Thank you.
We've created an APF and we've created different pillars, and the idea I think was to nest it all together and to have it fairly comprehensive. But we didn't do that; we just simply didn't end up doing that. So we started to come in the back door and do some things in budgets subsequent to the initial one.
When we talk about the CITI or the CAIS inventory transition initiative, and should it go to Newfoundland and Labrador because they're located out in the far reaches of the Atlantic and we should take pity on them, or should we send it to the people who it's targeting, the people who got hit with BSE and the grains and oilseeds issues and so on, I don't think there's any question that the ones who are targeted should be the main beneficiary of that. But with $900 million there's some rationale here to say that if we don't build in some kind of a program, an offset from this program, to allow Newfoundland and Labrador farmers to build their infrastructure around slaughterhouses and meat inspections and so on, to do that kind of thing, they're going to be back here three years from now and they're going to be looking for the very same program themselves. We've got lots of second chances, but we have no first chances. So I don't think it's a leap to be able to say we can rationalize this, other than by virtue of the fact that we're living out in the cold Atlantic.
Again, when we look at this disjointment of fillers, I think Newfoundland and Labrador did something with a little bit of money that it had that no other province managed to do, and it was built into the flexibility thing that we always talk about.
BRM was not our major preoccupation in Newfoundland and Labrador over the last two or three years.
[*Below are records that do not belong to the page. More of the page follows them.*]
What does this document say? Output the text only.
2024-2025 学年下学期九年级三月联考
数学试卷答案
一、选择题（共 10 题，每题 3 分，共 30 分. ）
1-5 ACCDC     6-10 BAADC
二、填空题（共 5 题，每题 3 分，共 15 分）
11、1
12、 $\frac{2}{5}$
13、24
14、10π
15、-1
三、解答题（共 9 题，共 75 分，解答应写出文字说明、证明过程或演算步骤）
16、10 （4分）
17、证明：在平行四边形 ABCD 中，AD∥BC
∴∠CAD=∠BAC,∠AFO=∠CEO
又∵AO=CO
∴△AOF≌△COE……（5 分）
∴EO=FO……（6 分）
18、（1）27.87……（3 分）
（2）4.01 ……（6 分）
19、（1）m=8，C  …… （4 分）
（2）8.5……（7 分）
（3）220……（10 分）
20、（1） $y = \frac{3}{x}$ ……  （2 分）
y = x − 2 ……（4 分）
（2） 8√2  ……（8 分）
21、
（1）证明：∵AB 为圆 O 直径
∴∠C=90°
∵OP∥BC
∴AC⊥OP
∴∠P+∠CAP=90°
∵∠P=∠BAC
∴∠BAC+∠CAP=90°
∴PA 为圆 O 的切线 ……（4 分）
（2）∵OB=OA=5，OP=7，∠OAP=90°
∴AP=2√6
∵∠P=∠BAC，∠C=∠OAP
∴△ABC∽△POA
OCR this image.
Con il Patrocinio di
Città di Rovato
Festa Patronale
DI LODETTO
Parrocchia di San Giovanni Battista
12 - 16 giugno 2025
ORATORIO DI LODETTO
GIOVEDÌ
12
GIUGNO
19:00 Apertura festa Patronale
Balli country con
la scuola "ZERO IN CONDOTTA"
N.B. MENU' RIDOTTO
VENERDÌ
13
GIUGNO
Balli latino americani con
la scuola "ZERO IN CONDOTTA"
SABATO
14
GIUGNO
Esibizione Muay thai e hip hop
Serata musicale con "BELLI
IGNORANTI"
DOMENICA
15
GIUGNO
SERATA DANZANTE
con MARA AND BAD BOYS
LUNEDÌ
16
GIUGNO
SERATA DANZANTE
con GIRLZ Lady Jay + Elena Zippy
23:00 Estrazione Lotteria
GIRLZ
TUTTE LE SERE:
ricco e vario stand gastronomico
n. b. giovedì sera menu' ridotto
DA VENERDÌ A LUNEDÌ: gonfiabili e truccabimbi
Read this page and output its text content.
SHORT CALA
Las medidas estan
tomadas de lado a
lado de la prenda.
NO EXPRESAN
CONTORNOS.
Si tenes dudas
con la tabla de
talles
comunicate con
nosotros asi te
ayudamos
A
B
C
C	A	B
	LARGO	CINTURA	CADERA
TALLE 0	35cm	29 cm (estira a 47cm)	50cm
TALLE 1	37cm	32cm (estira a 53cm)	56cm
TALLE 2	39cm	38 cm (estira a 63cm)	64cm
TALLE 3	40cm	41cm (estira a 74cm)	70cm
As a matter of fact, we did not come anywhere close to being able to use up all the BRM allocation that was given to us, but we were given the flexibility to move that money to other areas and to other pillars, and primarily we moved that money into areas where we could do strategic development.
We came in the back door, if you will, to do strategic development. We've had a lot of people who said, we can't let Newfoundland and Labrador do that in the future; shut them down. I say let every other province do the same thing. Give them the flexibility to do it.
One of the real key things we did...because the Atlantic Canada Opportunities Agency, who have oodles of money, said, here's the lead government agency coming in putting up $100,000, $150,000, we will come in with $500,000 on a $1 million project. We had INTRD, another program that's not related at all to agriculture, and is not a lead agency, say, look, we're in too.
So we would have a conglomeration of about five different agencies coming in on the basis of a small percent of leverage that's brought in through APF, but without that flexibility we can't do it. I think you can call that companion, if you want, but there are all different kinds of things to do.
I'll could go on for a long time, but I'll just leave it at that.